What’s the best rifle scope under $300 you ask? It’s this clear, tough, and bright rifle scope by the renowned company Vortex. It’s constructed from a solid block of aircraft-grade aluminum thereby making the scope strong and rigid. Light transmission is increased in this one because it’s fully multicoated with anti-reflective coatings on all air-to-glass surfaces. Read on to find out why this is highly recommended by military veterans, hunters, and competitors.
There are several pros in buying this scope, one is the clarity of its glass that will completely amaze you. Its O-ring seals prevent moisture, dust, and debris from penetrating the rifle scope, which is great because the scope can be used wherever you want. You don’t have to worry about the different temperatures because it’s fogproof. Redirecting will be as easy as A.B.C. thanks to its fast-focus eyepiece that allows quick and easy reticle focusing. It has an adjustable objective lens that provides image focus and parallax removal. The long eye-relief is great for specialty pistols as well. If you expect it to withstand recoil and impact, then you won’t be disappointed. Its rugged construction and hard anodized finish will help you with that. It can even aid you in camouflaging your position, just like the other helpful Vortex scopes.
But of course, I have to be honest in this review. So I’ll give you the four disadvantages of having this scope. The first disadvantage is just a possibility. Some Vortex Optics Crossfire scopes keep moving around and have no easy zero reference. You may also get upset with the turrets since they do not have a tactical style. The accompanied scope shade is also impossible to attach to the scope without damaging the threads. Unless you’re really really slow and careful, then it won’t be a problem. The elevation lines are also not marked properly in some products.

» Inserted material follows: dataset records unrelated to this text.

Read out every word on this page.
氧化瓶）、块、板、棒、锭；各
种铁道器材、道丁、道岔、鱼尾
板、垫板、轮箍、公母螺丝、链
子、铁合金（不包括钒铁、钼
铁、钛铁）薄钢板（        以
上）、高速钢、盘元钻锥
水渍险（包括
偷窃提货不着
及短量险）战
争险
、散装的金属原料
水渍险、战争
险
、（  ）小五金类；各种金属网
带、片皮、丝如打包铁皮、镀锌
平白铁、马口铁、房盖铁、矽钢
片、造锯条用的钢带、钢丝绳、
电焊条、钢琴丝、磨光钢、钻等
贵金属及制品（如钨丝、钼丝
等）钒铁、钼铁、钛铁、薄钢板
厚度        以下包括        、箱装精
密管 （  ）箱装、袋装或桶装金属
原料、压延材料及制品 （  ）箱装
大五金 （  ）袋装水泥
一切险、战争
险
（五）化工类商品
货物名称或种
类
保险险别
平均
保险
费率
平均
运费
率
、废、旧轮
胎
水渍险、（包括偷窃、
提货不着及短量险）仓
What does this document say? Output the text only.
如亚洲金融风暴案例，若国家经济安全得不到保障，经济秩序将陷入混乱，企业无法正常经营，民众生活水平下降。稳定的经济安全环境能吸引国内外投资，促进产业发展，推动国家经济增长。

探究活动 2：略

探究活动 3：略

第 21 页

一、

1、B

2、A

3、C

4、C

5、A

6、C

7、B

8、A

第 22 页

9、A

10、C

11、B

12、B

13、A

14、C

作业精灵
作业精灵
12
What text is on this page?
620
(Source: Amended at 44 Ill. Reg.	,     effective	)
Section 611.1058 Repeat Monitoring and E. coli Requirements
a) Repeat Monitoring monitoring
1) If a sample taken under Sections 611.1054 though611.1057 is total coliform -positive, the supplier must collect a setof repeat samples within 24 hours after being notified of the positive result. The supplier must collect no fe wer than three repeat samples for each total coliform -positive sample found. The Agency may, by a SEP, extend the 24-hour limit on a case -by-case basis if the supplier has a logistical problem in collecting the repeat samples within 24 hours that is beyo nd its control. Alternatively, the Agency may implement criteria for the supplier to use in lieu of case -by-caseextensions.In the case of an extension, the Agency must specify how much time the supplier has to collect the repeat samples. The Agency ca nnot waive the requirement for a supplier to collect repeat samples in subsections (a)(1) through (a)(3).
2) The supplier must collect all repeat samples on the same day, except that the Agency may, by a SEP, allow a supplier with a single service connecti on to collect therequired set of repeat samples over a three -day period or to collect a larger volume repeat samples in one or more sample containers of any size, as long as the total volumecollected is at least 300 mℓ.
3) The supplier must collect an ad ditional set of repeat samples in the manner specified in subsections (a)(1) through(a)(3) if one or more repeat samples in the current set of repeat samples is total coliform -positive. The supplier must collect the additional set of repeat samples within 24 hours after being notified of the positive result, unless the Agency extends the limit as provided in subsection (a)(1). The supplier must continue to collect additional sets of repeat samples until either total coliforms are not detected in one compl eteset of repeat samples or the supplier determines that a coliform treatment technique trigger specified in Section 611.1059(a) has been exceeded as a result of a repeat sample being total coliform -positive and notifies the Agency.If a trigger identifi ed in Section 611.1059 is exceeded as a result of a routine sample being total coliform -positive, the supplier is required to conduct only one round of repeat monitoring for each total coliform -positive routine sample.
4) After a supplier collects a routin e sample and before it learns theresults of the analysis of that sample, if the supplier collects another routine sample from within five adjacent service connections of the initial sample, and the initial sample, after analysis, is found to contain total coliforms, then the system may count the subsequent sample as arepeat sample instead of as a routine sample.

Let’s revert back to the positive features. One great thing about this scope is that the capped reset turrets allow re-indexing of the turret to zero after sighting in the riflescope. This may be applicable to most Crossfire II scopes but not in all its deliveries. The caps provide external protection for turret. Another convenient feature is its adjustment’s location. It’s on the rifle scope’s left side and is easily accessible from shooting position. The listed reticle subtensions used for estimating range, holdover and wind drift correction are also accurate at a magnification of 18x.
For those of you who do not know what BDC is, it means Bullet Drop Compensator. They are hash marks upon the reticle. They are used for quick hold over targeting at various distances. AO, on the other hand, means Adjustable Optics.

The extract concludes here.